Khauf adalah perasaan takut seorang hamba semata mata kepada Allah, sedangkan Raja’ adalah perasaan hati yang senang karena menati sesuatu yang diinginkan dan disenangi.
Khauf dan raja’ saling berhubungan, kekurangan Khauf akan menyebabkan seseorang lalai daan berani berbuat maksiat, sedangkan Khauf yang berlebihan akan menjadikan seseorang menjadi putus asa dan pesimistis. Keseimbangan antara Khauf dan Raja’ sama sama penting karena tanpa Raja’, orang akan serba khawatir, tidak mempunyai gairah hidup, serba takut, dan pesimistis. Dimilikinya Khauf dalam kadar sedang akan membuat orang senatiasa waspada dan hati hati dalam berperilaku agar terhindar dari ancaman.
Dengan demikian dua sikap tersebut merupakan sikap mental yang bersifat introspeksi, mawas diri, dan selalu memikirkan kehidupan yang akan datang, yaitu kehidupan abadi di alam akhirat.
c. Zuhud
Zuhud yaitu ketidak tertarikan pada dunia atau harta benda. Zuhud terbagi menjadi tiga tingkatan yaitu:
- Zuhud yang terendah adalah menjauhkan diri dari dunia ini agar terhindar dari hukuman di akhirat.

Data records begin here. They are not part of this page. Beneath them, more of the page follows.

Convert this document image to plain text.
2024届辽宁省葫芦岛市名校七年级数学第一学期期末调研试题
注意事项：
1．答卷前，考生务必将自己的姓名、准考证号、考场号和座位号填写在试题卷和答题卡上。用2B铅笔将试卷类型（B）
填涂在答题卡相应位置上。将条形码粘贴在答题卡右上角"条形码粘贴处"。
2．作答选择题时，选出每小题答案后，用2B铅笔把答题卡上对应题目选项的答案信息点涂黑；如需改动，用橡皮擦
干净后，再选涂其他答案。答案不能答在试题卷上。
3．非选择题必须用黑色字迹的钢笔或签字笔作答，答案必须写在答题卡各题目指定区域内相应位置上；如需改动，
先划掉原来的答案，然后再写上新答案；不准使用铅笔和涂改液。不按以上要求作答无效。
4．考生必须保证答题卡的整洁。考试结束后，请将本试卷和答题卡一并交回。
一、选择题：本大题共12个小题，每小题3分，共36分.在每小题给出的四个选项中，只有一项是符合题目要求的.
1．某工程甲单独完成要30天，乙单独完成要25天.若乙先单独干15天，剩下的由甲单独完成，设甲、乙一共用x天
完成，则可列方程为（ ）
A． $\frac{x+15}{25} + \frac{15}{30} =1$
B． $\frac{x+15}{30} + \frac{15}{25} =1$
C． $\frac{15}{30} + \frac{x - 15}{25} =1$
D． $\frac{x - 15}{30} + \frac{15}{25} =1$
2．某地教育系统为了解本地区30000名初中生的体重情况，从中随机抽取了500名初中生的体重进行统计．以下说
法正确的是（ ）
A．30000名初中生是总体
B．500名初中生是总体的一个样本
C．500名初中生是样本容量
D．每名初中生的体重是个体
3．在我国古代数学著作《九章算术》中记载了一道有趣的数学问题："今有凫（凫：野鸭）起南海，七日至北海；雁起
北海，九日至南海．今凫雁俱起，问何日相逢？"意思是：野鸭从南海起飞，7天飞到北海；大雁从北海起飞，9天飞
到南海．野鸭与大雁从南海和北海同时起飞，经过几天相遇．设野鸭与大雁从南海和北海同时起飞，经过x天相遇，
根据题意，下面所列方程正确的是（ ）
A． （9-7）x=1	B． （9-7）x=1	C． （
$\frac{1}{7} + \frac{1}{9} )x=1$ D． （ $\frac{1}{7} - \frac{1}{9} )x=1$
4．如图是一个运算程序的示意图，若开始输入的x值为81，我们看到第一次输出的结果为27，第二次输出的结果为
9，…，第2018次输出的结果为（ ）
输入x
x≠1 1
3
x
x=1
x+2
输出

- Menjauhi dunia dengan menimbang imbalan akhirat
- Merupakan maqam tertinggi adalah mengucilkan dunia bukan karena takut atau karena berharap, tetapi karena cinta kepada Allah.
Orang yang berada pada tingkat tertinggi ini akan memandang segala sesuatu, kecuali Allah, tidak mempunyai arti apa apa. Sesuai dengan pandangan sufi, hawa nafsu duniawilah yang menjadi sumber kerusakan moral manusia. Sikap kecenderungan seseorang kepada hawa nafsu, mengakibatkan kebrutalan dalam mengejar kepuasan nafsunya. Dorongan jiwa yang ingin menikmati kehidupan dunia akan menimbulkan kesenjangan antar manusia dengan Allah.
d. Fakir
Fakir bermakna tidak menuntut lebih banyak dan merasa puas dengan apa yang sudah dimiliki sehingga tidak meminta sesuatu yang lain. Sikap mental fakir merupakan benteng pertahanan yang kuat dalam menghadapi pengaruh dalam menghadapi kehidupan materi. Hal ini karena sikap fakir dapat menghindarkan seseorang dari semua keserakahan. Dengan demikian, pada prinsipnya sikap mental fakir merupakan rentetan sikap zuhud. Hanya saja, zuhud lebih keras menghadapi kehidupan duniawi, sedangkan fakir hanya sekadar pendisiplinan diri dalam memanfaatkan fasilitas hidup. Sikap fakir dapat memunuculkan sikap wara’, yaitu sikap berhati hati dalam menghadapi segala sesuatu yang kurang jelas masalahnya. Apabila bertemu dengan satu persoalan baik yang bersifat materi maupun non materi yang tidak pasti hukumnya lebih baik dihindari.
e. Sabar
Menurut Al Ghazali, sabar adalah suatu kondidi jiwa yang terjadi karena adanya dorongan ajaran agama dalam mengendalikan hawa nafsu. Dengan demikian, sabar berarti konsisten dalam melaksanakan semua perintah Allah, menghadapi kesulitan, dan tabah dalam menghadapi cobaan selama dalam perjuangan untuk mencapai tujuan. Oleh karena itu, sabar erat hubungannya dengan pengendalian diri, sikap dan emosi. Apabila seseorang telah mapu mengendalikan nafsunya, maka sikap sabar akan tercipta.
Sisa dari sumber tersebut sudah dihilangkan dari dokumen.